Often integrators and systems installers don’t think of wireless intrusion as a first option for a commercial customer. Historically, wireless intrusion solutions have been seen as unreliable, plagued by interference and offering a short battery life. But it’s time to reconsider wireless intrusion’s suitability for commerce and examine just what current systems have to offer, given recent technological advances.
Poor reliability and substantial interference have been the two biggest complaints about wireless intrusion. The introduction of frequency hopping within wireless devices has solved some of this. Frequency hopping allows an intrusion device to hop around channels within the specified frequency at a constant pace to find the clearest signal, making it difficult to hack or penetrate. Frequency hopping divides a large frequency band into 50 channels, which translates to less interference and increased reliability. Adaptive path technology then finds the most efficient path to the intrusion panel so that, together with frequency hopping and 128-bit encryption, devices can communicate to one another easily and securely.
Another technology that benefits wireless intrusion is two-way synchronous communication or TDMA. With traditional one-way devices, there is no communication between an alarm device and the panel. Two-way devices allow for back and forth communication and result in less noise, which can be a problem when using a large number of devices.

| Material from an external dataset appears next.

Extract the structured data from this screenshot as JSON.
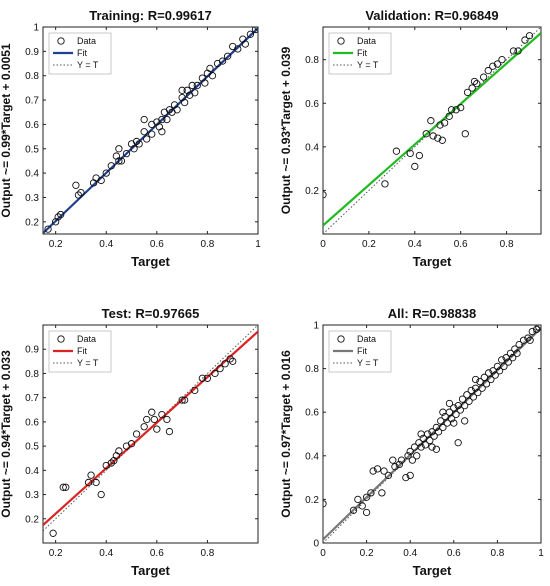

Ease of installation and low maintenance are musts for the commercial intrusion market. The adaptability of cutting-edge wireless intrusion systems makes installation even easier. Already simple to install because wireless systems do not require installers to pull wire, installers can now install or update devices at any time. In addition, new technology in wireless devices can help an installer identify signal strength issues before mounting a sensor, for example.
Along with providing powerful analytic options and remote management, two-way communication makes maintenance and troubleshooting easier. Remote management allows installers and end users to solve problems without having to visit each device in person. Technology like this saves both the installer and end user time and money, providing faster troubleshooting and less down time.
The efficiency of all these advancements, including adaptive path technology and frequency hopping, results in battery savings. Battery power is no longer eaten up by signals that go nowhere or are inefficient, one-way communications. Plus these systems do not require high-capacity batteries. Add to this a longer batter life, typically five to eight years, and the user sees significant cost savings with wireless intrusion technology when it comes to battery power.
As technology in general has evolved, so too has wireless technology. Personal computers, which at one time required an Ethernet cord to connect to the Internet, now rely on wireless technology to transmit information. The same is true for the movies we watch, which can now be streamed wirelessly and directly to the television set.
As the use of wireless intrusion systems has grown it has provided the commercial user with the convenience of easier installation and maintenance, battery savings, and most importantly, high reliability. With these evolutions in technology and reliability, wireless intrusion is becoming not only a viable option in the commercial market, but could become the preferred choice of the future.